Allahverdi Afshar (الله وردی افشار) was a painter in Qajar Iran, who was active from 1815 until after 1825. He belonged to the Qasimlu subgroup of the branch of the Afshar tribe that resided in the city of Urmia.

Allahverdi Afshar, who was active first in his home Urmia and subsequently at the court of crown prince Abbas Mirza in Tabriz, appears to have avoided Tehran's expanding influence, unlike most royal artists of the Qajar era (1779–1925). He oversaw the decoration of Urmia's Chahar Borj, which served as the residence of the hereditary governors who belonged to the same Afshar tribe as the artist. The contemporary American missionary Justin Perkins describes a fresco depicting Abbas Mirza hunting a boar at the palace, but he does not say who the artist was. The theme of the decorating shows that Allahverdi worked on the complex later, during the governorship of Hossein Qoli Khan Beglarbegi Afshar (1797–1821), even though the structure's development began during the Zand era (1751–1794). His extant paintings were created during this period.

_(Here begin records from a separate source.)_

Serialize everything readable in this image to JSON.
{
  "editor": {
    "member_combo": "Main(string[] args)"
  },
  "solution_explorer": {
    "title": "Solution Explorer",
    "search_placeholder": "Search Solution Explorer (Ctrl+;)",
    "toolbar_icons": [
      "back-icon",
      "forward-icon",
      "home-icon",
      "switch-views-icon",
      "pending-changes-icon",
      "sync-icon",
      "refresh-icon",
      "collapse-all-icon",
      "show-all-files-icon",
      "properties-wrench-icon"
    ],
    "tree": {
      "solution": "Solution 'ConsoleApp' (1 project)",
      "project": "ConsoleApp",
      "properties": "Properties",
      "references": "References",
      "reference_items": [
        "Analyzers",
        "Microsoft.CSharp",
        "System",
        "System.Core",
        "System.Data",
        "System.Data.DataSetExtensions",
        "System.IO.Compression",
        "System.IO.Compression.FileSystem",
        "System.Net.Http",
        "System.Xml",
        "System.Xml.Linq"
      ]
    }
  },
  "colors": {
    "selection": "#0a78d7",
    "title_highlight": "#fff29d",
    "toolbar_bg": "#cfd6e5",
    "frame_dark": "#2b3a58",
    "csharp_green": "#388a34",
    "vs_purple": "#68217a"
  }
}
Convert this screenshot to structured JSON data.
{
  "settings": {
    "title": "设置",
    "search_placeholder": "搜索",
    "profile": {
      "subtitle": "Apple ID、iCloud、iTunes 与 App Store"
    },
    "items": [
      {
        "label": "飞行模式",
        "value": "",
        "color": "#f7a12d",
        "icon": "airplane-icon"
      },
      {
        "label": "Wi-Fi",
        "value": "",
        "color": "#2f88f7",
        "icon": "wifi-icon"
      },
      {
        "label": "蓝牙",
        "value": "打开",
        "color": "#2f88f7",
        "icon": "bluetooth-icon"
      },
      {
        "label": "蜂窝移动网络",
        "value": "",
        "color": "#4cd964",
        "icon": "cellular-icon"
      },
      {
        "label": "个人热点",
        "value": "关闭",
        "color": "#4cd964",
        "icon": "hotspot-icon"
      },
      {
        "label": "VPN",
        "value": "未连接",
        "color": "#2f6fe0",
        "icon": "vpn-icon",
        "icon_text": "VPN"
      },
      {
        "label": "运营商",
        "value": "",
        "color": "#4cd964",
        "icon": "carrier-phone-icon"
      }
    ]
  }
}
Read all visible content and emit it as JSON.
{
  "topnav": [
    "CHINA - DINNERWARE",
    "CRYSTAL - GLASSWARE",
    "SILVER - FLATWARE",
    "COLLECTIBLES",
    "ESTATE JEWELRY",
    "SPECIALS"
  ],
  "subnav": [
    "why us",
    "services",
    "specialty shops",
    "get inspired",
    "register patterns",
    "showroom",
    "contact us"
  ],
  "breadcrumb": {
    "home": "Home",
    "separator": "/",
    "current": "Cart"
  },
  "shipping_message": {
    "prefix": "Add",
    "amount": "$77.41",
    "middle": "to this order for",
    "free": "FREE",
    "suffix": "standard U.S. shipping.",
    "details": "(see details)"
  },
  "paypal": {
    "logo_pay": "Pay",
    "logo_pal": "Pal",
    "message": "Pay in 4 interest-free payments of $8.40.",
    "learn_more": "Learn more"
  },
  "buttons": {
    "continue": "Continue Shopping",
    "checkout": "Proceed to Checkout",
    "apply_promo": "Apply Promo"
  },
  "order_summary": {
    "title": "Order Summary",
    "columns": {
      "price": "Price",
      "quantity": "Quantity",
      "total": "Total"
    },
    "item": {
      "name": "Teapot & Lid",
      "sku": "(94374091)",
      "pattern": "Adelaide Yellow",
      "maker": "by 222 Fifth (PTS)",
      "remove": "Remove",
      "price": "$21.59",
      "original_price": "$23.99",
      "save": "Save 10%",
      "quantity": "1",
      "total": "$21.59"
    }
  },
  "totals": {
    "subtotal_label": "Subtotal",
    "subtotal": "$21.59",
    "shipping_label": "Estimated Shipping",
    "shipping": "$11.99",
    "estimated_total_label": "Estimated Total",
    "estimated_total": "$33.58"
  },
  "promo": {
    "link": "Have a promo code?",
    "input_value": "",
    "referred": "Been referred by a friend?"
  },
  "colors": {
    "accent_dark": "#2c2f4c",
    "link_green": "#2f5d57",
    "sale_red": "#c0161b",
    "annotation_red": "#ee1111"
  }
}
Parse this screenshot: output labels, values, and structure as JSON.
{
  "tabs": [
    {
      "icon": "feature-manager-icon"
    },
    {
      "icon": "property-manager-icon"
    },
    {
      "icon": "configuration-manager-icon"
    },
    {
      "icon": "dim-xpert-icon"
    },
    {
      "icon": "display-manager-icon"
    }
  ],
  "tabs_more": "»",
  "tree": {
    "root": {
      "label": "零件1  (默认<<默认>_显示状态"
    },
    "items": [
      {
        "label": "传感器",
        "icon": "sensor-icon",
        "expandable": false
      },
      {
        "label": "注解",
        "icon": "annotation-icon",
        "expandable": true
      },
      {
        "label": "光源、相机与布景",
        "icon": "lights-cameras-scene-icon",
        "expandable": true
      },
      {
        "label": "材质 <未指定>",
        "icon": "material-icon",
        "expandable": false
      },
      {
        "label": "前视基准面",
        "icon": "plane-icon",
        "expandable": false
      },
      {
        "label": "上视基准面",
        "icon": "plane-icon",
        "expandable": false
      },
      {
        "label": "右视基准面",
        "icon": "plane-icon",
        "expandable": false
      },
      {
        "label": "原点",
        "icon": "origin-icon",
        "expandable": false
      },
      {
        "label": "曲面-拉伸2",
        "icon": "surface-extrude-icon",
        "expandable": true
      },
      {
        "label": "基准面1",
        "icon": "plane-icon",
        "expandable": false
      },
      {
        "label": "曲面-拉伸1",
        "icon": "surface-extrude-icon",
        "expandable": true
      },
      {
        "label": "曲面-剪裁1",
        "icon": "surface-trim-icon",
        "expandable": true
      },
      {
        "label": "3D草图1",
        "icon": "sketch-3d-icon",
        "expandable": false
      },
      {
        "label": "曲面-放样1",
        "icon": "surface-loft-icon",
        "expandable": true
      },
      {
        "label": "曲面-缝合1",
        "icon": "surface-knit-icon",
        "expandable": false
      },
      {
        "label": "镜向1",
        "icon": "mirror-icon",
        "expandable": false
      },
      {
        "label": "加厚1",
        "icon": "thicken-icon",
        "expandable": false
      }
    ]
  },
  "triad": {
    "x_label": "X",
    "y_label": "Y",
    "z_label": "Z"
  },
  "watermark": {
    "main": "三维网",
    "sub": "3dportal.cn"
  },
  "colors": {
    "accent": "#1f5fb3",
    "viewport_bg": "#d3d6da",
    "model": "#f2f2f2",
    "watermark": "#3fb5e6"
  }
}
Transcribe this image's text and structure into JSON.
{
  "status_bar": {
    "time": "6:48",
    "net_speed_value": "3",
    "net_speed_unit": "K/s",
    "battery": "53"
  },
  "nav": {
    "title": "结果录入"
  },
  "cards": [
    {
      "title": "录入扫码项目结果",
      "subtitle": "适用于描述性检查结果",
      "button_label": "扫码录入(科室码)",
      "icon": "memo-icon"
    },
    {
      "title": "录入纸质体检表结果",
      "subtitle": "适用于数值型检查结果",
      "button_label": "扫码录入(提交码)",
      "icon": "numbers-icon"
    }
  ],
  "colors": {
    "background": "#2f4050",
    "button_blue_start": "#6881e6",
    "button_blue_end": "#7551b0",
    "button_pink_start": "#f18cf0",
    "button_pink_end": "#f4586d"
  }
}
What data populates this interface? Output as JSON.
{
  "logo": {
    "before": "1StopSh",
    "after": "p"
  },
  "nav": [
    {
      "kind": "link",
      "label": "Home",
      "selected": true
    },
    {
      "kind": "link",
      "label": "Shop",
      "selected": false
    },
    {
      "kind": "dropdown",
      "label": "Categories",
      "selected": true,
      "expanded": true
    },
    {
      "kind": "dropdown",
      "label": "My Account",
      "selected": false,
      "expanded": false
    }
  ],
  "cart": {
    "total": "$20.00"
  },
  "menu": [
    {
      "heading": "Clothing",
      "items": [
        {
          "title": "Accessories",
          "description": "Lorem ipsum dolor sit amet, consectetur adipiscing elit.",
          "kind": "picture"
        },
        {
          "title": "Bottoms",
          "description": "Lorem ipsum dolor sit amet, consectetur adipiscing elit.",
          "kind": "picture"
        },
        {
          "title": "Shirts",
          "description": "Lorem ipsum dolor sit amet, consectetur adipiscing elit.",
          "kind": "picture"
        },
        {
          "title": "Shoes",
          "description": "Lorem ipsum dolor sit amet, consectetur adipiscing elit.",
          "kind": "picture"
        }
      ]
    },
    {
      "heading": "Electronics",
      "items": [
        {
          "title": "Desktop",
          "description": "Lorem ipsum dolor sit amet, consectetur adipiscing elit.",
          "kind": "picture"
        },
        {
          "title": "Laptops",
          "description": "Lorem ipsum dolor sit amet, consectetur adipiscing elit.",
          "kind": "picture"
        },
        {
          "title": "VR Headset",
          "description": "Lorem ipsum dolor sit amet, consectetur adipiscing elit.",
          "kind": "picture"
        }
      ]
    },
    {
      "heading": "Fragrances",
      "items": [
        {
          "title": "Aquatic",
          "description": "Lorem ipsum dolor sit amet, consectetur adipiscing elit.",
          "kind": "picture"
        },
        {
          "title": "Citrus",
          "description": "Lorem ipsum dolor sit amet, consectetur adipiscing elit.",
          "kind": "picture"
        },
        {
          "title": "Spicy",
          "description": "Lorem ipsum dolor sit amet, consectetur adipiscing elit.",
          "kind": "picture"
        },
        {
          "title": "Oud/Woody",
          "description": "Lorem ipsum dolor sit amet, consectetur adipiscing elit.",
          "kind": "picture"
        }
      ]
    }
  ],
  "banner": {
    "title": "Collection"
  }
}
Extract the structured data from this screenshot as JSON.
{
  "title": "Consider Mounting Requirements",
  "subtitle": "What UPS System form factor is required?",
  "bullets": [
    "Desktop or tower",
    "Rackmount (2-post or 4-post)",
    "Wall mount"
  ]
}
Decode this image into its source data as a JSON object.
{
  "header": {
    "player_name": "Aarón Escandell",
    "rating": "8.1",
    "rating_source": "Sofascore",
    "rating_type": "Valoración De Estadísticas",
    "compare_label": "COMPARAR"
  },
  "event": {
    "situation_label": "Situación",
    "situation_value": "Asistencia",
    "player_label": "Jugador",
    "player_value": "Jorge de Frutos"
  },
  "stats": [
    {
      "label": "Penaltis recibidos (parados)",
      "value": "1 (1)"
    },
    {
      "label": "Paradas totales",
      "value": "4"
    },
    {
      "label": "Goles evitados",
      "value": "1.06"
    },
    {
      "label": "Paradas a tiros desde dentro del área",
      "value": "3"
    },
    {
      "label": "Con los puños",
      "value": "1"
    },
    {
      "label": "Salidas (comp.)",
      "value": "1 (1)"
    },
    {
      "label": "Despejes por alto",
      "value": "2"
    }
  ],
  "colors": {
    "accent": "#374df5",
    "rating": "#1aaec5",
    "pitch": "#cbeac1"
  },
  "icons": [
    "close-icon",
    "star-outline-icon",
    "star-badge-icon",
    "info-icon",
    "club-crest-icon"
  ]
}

Abbas Mirza's heavy dependence on Afshar manpower for his reformed army may have been the reason that Allahverdi managed to join the court.

In 1820, Abbas Mirza sent Allahverdi Afshar to the city of Tbilisi to learn about lithography and to buy the first lithographic printing press that would ever be used in Iran. It is possible that this press in Tabriz printed four volumes of Persian literature that were published between 1825 and 1832.